Attentato Mosca, diffuse le foto segnaletiche delle donne kamikaze

Pubblicato il 30 Marzo 2010 15:00 | Ultimo aggiornamento: 30 Marzo 2010 15:10

La polizia russa ha diffuso a tutti i propri uffici le foto segnaletiche delle cinque persone coinvolte nei due attentati del 29 marzo alla metro di Mosca. Si tratta delle due donne kamikaze – di cui sono rimaste le teste – delle loro accompagnatrici e di un uomo sui 30 anni. Le foto sono state ricavate dalle immagini riprese dalla videocamere della metro.

Secondo una fonte di polizia, i partecipanti al blitz potrebbero aver vissuto per qualche giorno a Mosca o nei dintorni.

Il leader del Cremlino Dmitri Medvedev propone di perfezionare la legislazione volta a prevenire gli attentati terroristici e l’attività degli organi investigativi preposti a tali indagini. Lo riferiscono le agenzie russe: «Penso che bisogna prestare attenzione ad alcune questioni relative al perfezionamento della legislazione volta a prevenire il terrorismo anche per quanto riguarda l’attività di vari dicasteri preposti alle indagini su tali reati», ha dichiarato il presidente durante una riunione dedicata al perfezionamento del sistema giuridico. «C’è anche motivo di tornare ai problemi legati agli articoli che puniscono l’attività terroristica e i reati connessi, bisogna parlare della necessità di perfezionare prassi simili», ha proseguito. Medvedev ha anche suggerito di affrontare i problemi della sicurezza nei trasporti e nei luoghi pubblici.

Intanto, il bilancio delle vittime è salito a 39: nella notte è morta una donna, come riferisce il dipartimento della Sanità di Mosca. In ospedale restano ricoverate 71 persone, tra le quali cinque in gravissime condizioni. I cadaveri di 14 persone non sono ancora stati identificati.

Nelle due stazioni colpite dagli attentati, la Lubianka e Park Kulturi, i moscoviti continuano a rendere omaggio con fiori, candele, croci e piccole icone. «L’atmosfera in città si vede dai volti della gente» racconta Maria Anzhaurova, 21 anni, studentessa: «La gente sta vivendo l vicenda da vicino. È chiaro che ora ha molta paura».

Gli attacchi, dal primo ministro Vladimir Putin sono stati visti come una battuta di arresto alla lotta al terrorismo. Ciò comporta la possibilità che la Russia possa tornare a rispondere al terriorismo come nel passato, rafforzando allo stesso tempo il controllo sul governo da parte dell’ex presidente.

Le bombe sono espose malgrado i servizi di sicurezza voluti da Putin nel decennio passato.

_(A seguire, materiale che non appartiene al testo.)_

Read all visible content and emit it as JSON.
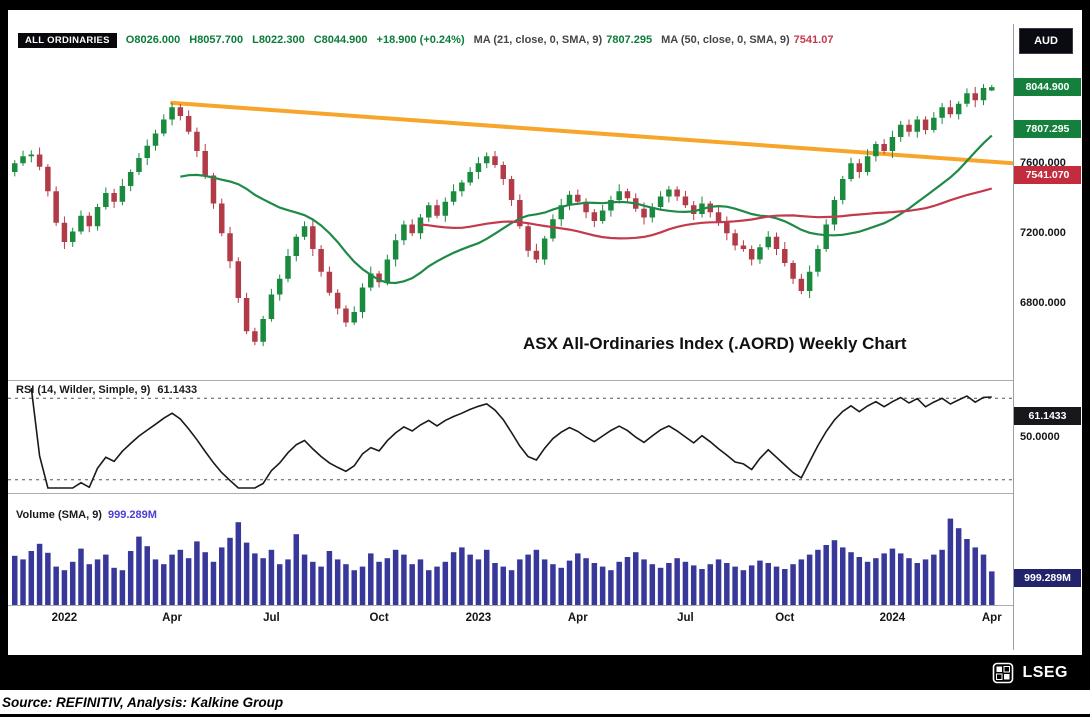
{
  "header": {
    "instrument": "ALL ORDINARIES",
    "ohlc": [
      {
        "k": "O",
        "v": "8026.000"
      },
      {
        "k": "H",
        "v": "8057.700"
      },
      {
        "k": "L",
        "v": "8022.300"
      },
      {
        "k": "C",
        "v": "8044.900"
      }
    ],
    "change": "+18.900 (+0.24%)",
    "ma21_label": "MA (21, close, 0, SMA, 9)",
    "ma21_value": "7807.295",
    "ma50_label": "MA (50, close, 0, SMA, 9)",
    "ma50_value": "7541.07",
    "currency_badge": "AUD"
  },
  "price_scale": {
    "last_badge": "8044.900",
    "ma21_badge": "7807.295",
    "gridline_7600": "7600.000",
    "ma50_badge": "7541.070",
    "gridline_7200": "7200.000",
    "gridline_6800": "6800.000"
  },
  "rsi_panel": {
    "label": "RSI (14, Wilder, Simple, 9)",
    "value": "61.1433",
    "badge": "61.1433",
    "gridline_50": "50.0000"
  },
  "volume_panel": {
    "label": "Volume (SMA, 9)",
    "value": "999.289M",
    "badge": "999.289M"
  },
  "annotation": "ASX All-Ordinaries Index (.AORD) Weekly Chart",
  "footer": {
    "lseg": "LSEG",
    "source_line": "Source: REFINITIV, Analysis: Kalkine Group"
  },
  "ui_colors": {
    "badge_green": "#15803d",
    "badge_red": "#c22c3d",
    "badge_navy": "#23236b",
    "badge_black": "#17171c",
    "legend_green": "#0b7c3a",
    "legend_red": "#c23a4c",
    "volume_value_blue": "#4a3fd0"
  },
  "chart_data": [
    {
      "type": "candlestick",
      "title": "ASX All-Ordinaries Index (.AORD) Weekly Chart",
      "timeframe": "weekly",
      "ylim": [
        6430,
        8110
      ],
      "y_ticks": [
        6800,
        7200,
        7600
      ],
      "x_axis_labels": [
        {
          "label": "2022",
          "week": 6
        },
        {
          "label": "Apr",
          "week": 19
        },
        {
          "label": "Jul",
          "week": 31
        },
        {
          "label": "Oct",
          "week": 44
        },
        {
          "label": "2023",
          "week": 56
        },
        {
          "label": "Apr",
          "week": 68
        },
        {
          "label": "Jul",
          "week": 81
        },
        {
          "label": "Oct",
          "week": 93
        },
        {
          "label": "2024",
          "week": 106
        },
        {
          "label": "Apr",
          "week": 118
        }
      ],
      "ohlc_format": "[open, high, low, close]",
      "candles": [
        [
          7560,
          7628,
          7535,
          7610
        ],
        [
          7610,
          7682,
          7595,
          7650
        ],
        [
          7650,
          7684,
          7615,
          7660
        ],
        [
          7660,
          7700,
          7570,
          7590
        ],
        [
          7590,
          7605,
          7420,
          7450
        ],
        [
          7450,
          7478,
          7252,
          7270
        ],
        [
          7270,
          7306,
          7120,
          7160
        ],
        [
          7160,
          7242,
          7132,
          7220
        ],
        [
          7220,
          7340,
          7204,
          7310
        ],
        [
          7310,
          7330,
          7216,
          7250
        ],
        [
          7250,
          7378,
          7225,
          7360
        ],
        [
          7360,
          7472,
          7345,
          7440
        ],
        [
          7440,
          7464,
          7355,
          7390
        ],
        [
          7390,
          7520,
          7370,
          7480
        ],
        [
          7480,
          7575,
          7450,
          7560
        ],
        [
          7560,
          7668,
          7542,
          7640
        ],
        [
          7640,
          7746,
          7600,
          7710
        ],
        [
          7710,
          7802,
          7682,
          7780
        ],
        [
          7780,
          7890,
          7764,
          7860
        ],
        [
          7860,
          7955,
          7826,
          7930
        ],
        [
          7930,
          7948,
          7855,
          7880
        ],
        [
          7880,
          7912,
          7775,
          7790
        ],
        [
          7790,
          7814,
          7645,
          7680
        ],
        [
          7680,
          7720,
          7520,
          7540
        ],
        [
          7540,
          7555,
          7350,
          7380
        ],
        [
          7380,
          7408,
          7192,
          7210
        ],
        [
          7210,
          7246,
          7010,
          7050
        ],
        [
          7050,
          7072,
          6812,
          6840
        ],
        [
          6840,
          6870,
          6634,
          6650
        ],
        [
          6650,
          6670,
          6570,
          6590
        ],
        [
          6590,
          6738,
          6565,
          6720
        ],
        [
          6720,
          6892,
          6705,
          6860
        ],
        [
          6860,
          6974,
          6825,
          6950
        ],
        [
          6950,
          7120,
          6930,
          7080
        ],
        [
          7080,
          7205,
          7050,
          7190
        ],
        [
          7190,
          7278,
          7172,
          7250
        ],
        [
          7250,
          7286,
          7080,
          7120
        ],
        [
          7120,
          7142,
          6962,
          6990
        ],
        [
          6990,
          7020,
          6854,
          6870
        ],
        [
          6870,
          6890,
          6746,
          6780
        ],
        [
          6780,
          6798,
          6675,
          6700
        ],
        [
          6700,
          6792,
          6685,
          6760
        ],
        [
          6760,
          6924,
          6725,
          6900
        ],
        [
          6900,
          7020,
          6880,
          6980
        ],
        [
          6980,
          6995,
          6900,
          6930
        ],
        [
          6930,
          7088,
          6912,
          7060
        ],
        [
          7060,
          7206,
          7020,
          7170
        ],
        [
          7170,
          7282,
          7142,
          7260
        ],
        [
          7260,
          7290,
          7194,
          7210
        ],
        [
          7210,
          7320,
          7176,
          7300
        ],
        [
          7300,
          7388,
          7275,
          7370
        ],
        [
          7370,
          7402,
          7295,
          7310
        ],
        [
          7310,
          7414,
          7275,
          7390
        ],
        [
          7390,
          7490,
          7370,
          7450
        ],
        [
          7450,
          7515,
          7420,
          7500
        ],
        [
          7500,
          7588,
          7482,
          7560
        ],
        [
          7560,
          7646,
          7520,
          7610
        ],
        [
          7610,
          7672,
          7582,
          7650
        ],
        [
          7650,
          7680,
          7584,
          7600
        ],
        [
          7600,
          7620,
          7486,
          7520
        ],
        [
          7520,
          7538,
          7366,
          7400
        ],
        [
          7400,
          7432,
          7235,
          7250
        ],
        [
          7250,
          7274,
          7075,
          7110
        ],
        [
          7110,
          7150,
          7040,
          7060
        ],
        [
          7060,
          7195,
          7030,
          7180
        ],
        [
          7180,
          7318,
          7162,
          7290
        ],
        [
          7290,
          7406,
          7250,
          7370
        ],
        [
          7370,
          7452,
          7342,
          7430
        ],
        [
          7430,
          7460,
          7374,
          7390
        ],
        [
          7390,
          7410,
          7296,
          7330
        ],
        [
          7330,
          7348,
          7245,
          7280
        ],
        [
          7280,
          7372,
          7265,
          7340
        ],
        [
          7340,
          7424,
          7305,
          7400
        ],
        [
          7400,
          7490,
          7380,
          7450
        ],
        [
          7450,
          7465,
          7380,
          7410
        ],
        [
          7410,
          7438,
          7332,
          7350
        ],
        [
          7350,
          7386,
          7260,
          7300
        ],
        [
          7300,
          7382,
          7272,
          7360
        ],
        [
          7360,
          7450,
          7344,
          7420
        ],
        [
          7420,
          7480,
          7386,
          7460
        ],
        [
          7460,
          7478,
          7395,
          7420
        ],
        [
          7420,
          7452,
          7355,
          7370
        ],
        [
          7370,
          7394,
          7285,
          7320
        ],
        [
          7320,
          7420,
          7300,
          7380
        ],
        [
          7380,
          7395,
          7300,
          7330
        ],
        [
          7330,
          7358,
          7252,
          7270
        ],
        [
          7270,
          7306,
          7170,
          7210
        ],
        [
          7210,
          7232,
          7112,
          7140
        ],
        [
          7140,
          7170,
          7104,
          7120
        ],
        [
          7120,
          7140,
          7026,
          7060
        ],
        [
          7060,
          7148,
          7035,
          7130
        ],
        [
          7130,
          7222,
          7115,
          7190
        ],
        [
          7190,
          7214,
          7085,
          7120
        ],
        [
          7120,
          7160,
          7020,
          7040
        ],
        [
          7040,
          7055,
          6920,
          6950
        ],
        [
          6950,
          6978,
          6862,
          6880
        ],
        [
          6880,
          7026,
          6840,
          6990
        ],
        [
          6990,
          7142,
          6962,
          7120
        ],
        [
          7120,
          7290,
          7104,
          7260
        ],
        [
          7260,
          7420,
          7226,
          7400
        ],
        [
          7400,
          7538,
          7375,
          7520
        ],
        [
          7520,
          7642,
          7505,
          7610
        ],
        [
          7610,
          7634,
          7525,
          7560
        ],
        [
          7560,
          7690,
          7540,
          7650
        ],
        [
          7650,
          7735,
          7620,
          7720
        ],
        [
          7720,
          7748,
          7662,
          7680
        ],
        [
          7680,
          7796,
          7640,
          7760
        ],
        [
          7760,
          7852,
          7732,
          7830
        ],
        [
          7830,
          7860,
          7762,
          7790
        ],
        [
          7790,
          7880,
          7756,
          7860
        ],
        [
          7860,
          7878,
          7775,
          7800
        ],
        [
          7800,
          7902,
          7785,
          7870
        ],
        [
          7870,
          7954,
          7835,
          7930
        ],
        [
          7930,
          7970,
          7870,
          7890
        ],
        [
          7890,
          7965,
          7860,
          7950
        ],
        [
          7950,
          8038,
          7932,
          8010
        ],
        [
          8010,
          8046,
          7930,
          7970
        ],
        [
          7970,
          8062,
          7942,
          8040
        ],
        [
          8026,
          8057.7,
          8022.3,
          8044.9
        ]
      ],
      "overlays": [
        {
          "name": "SMA 21",
          "last": 7807.295
        },
        {
          "name": "SMA 50",
          "last": 7541.07
        }
      ],
      "trendline": {
        "from_week": 19,
        "from_price": 7955,
        "to_price": 7610,
        "note": "descending orange resistance line to right edge"
      },
      "last": {
        "open": 8026.0,
        "high": 8057.7,
        "low": 8022.3,
        "close": 8044.9,
        "change": 18.9,
        "change_pct": 0.24
      },
      "colors": {
        "up": "#1a8a3f",
        "down": "#b23b48",
        "ma21": "#1f8a47",
        "ma50": "#c23a4c",
        "trendline": "#f7a52b"
      }
    },
    {
      "type": "line",
      "name": "RSI (14, Wilder, Simple, 9)",
      "derived_from": "weekly closes above",
      "last": 61.1433,
      "gridlines": [
        30,
        50,
        70
      ],
      "color": "#1a1a1a"
    },
    {
      "type": "bar",
      "name": "Volume",
      "unit": "millions",
      "sma9_last": 999.289,
      "color": "#38389b",
      "values": [
        820,
        760,
        900,
        1020,
        870,
        640,
        580,
        720,
        940,
        680,
        760,
        840,
        620,
        580,
        900,
        1140,
        980,
        760,
        680,
        840,
        920,
        780,
        1060,
        880,
        720,
        960,
        1120,
        1380,
        1040,
        860,
        780,
        920,
        680,
        760,
        1180,
        840,
        720,
        640,
        900,
        760,
        680,
        580,
        640,
        860,
        720,
        780,
        920,
        840,
        680,
        760,
        580,
        640,
        720,
        880,
        960,
        840,
        760,
        920,
        700,
        640,
        580,
        760,
        840,
        920,
        760,
        680,
        620,
        740,
        860,
        780,
        700,
        640,
        580,
        720,
        800,
        880,
        760,
        680,
        620,
        700,
        780,
        720,
        660,
        600,
        680,
        760,
        700,
        640,
        580,
        660,
        740,
        700,
        640,
        600,
        680,
        760,
        840,
        920,
        1000,
        1080,
        960,
        880,
        800,
        720,
        780,
        860,
        940,
        860,
        780,
        700,
        760,
        840,
        920,
        1440,
        1280,
        1100,
        960,
        840,
        560
      ]
    }
  ]
}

Il primo è avvenuto alla stazione Lubjanka, accanto alla sede del Servizio federale di sicurezza l’agenzia nata dopo lo scioglimento del Kgb sovietica guidato da Putin fino al 1990.

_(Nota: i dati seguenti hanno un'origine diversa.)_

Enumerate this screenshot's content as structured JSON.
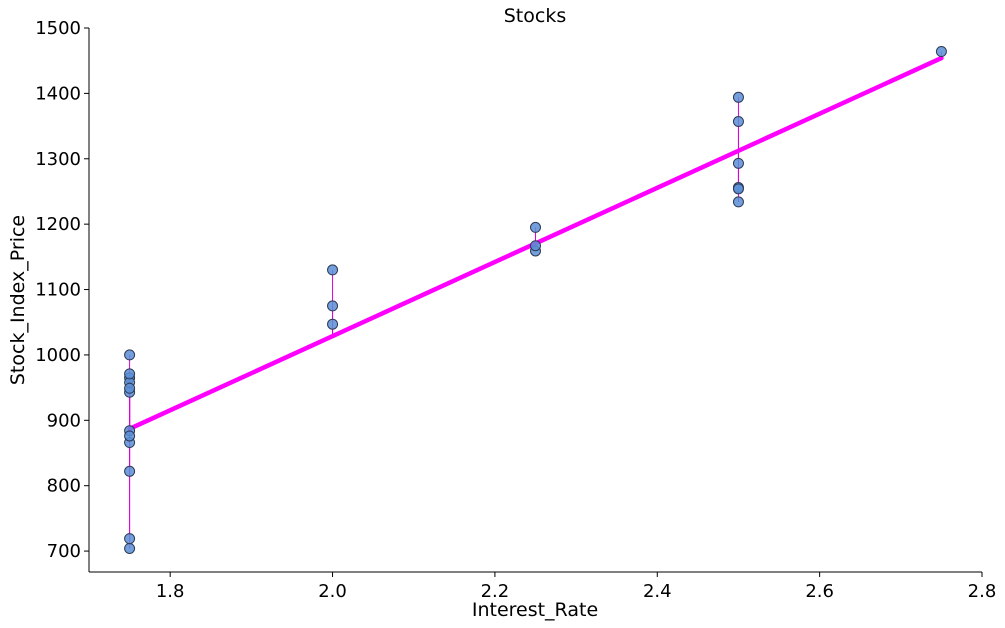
{
  "chart_data": {
    "type": "scatter",
    "title": "Stocks",
    "xlabel": "Interest_Rate",
    "ylabel": "Stock_Index_Price",
    "xlim": [
      1.7,
      2.8
    ],
    "ylim": [
      668,
      1500
    ],
    "xticks": [
      1.8,
      2.0,
      2.2,
      2.4,
      2.6,
      2.8
    ],
    "xtick_labels": [
      "1.8",
      "2.0",
      "2.2",
      "2.4",
      "2.6",
      "2.8"
    ],
    "yticks": [
      700,
      800,
      900,
      1000,
      1100,
      1200,
      1300,
      1400,
      1500
    ],
    "ytick_labels": [
      "700",
      "800",
      "900",
      "1000",
      "1100",
      "1200",
      "1300",
      "1400",
      "1500"
    ],
    "grid": false,
    "points": {
      "x": [
        2.75,
        2.5,
        2.5,
        2.5,
        2.5,
        2.5,
        2.5,
        2.25,
        2.25,
        2.25,
        2.0,
        2.0,
        2.0,
        1.75,
        1.75,
        1.75,
        1.75,
        1.75,
        1.75,
        1.75,
        1.75,
        1.75,
        1.75,
        1.75,
        1.75
      ],
      "y": [
        1464,
        1394,
        1357,
        1293,
        1256,
        1254,
        1234,
        1195,
        1159,
        1167,
        1130,
        1075,
        1047,
        965,
        943,
        958,
        971,
        949,
        884,
        866,
        876,
        822,
        704,
        719,
        1000
      ],
      "color": "#5a8fd6",
      "edge_color": "#2e3a55"
    },
    "regression_line": {
      "x": [
        1.75,
        2.75
      ],
      "y": [
        887,
        1454
      ],
      "color": "#ff00ff"
    },
    "residual_color": "#dd00dd"
  }
}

Putin, ex presidente e tuttora leader  ha costruito la sua reputazione grazie al successo contro l’insurrezione musulmana del sud d  prevenendo, con la forza, gli attentati terroristici.

Gli attacchi potrebbero anche mettere in crisi le politiche attuali del presidente Medvedev, un “protetto” di Putin. Medvedev ha parlato della necessità di aumentare il pluralismo politico all’interno del governo e di lottare contro il terrorismo grazie  alla rimozione delle cause alle radici della rivolta della Cecenia e del Caucaso.

Anche se Medvedev non ha ancora messo in atto molti cambiamenti, il primo ministro gli ha permesso fin qui di proseguire il suo percorso. Un aumento del terrorismo, però, potrebbe spingere Putin a chiedere più repressione. Già oggi infatti ha dichiarato che la guerra della russia in Cecenia «riguarda tutto il mondo, non solo la Russia».

Infine, il timore di Mosca di avere molte donne kamikaze è diventata in parte una realtà. Le donne compiono attentati vestite in jeans nei luoghi più improbabili. Queste donne in Russia hanno fatto parte di attentati piuttosto cruenti: vengono chiamate “vedove nere”  e prendono “ispirazione” dalle kamikaze palestinesi.

I loro uomini sono stati uccisi dall’esercito oppure loro stesse hanno subito violenze come stupri. È proprio l’evento traumatico che fa scattare loro la vendetta secondo alcuni specialisti. Le autorità russe non escludono che queste donne che non hanno più interesse a vivere, prima di compiere un attentato possano venire drogate.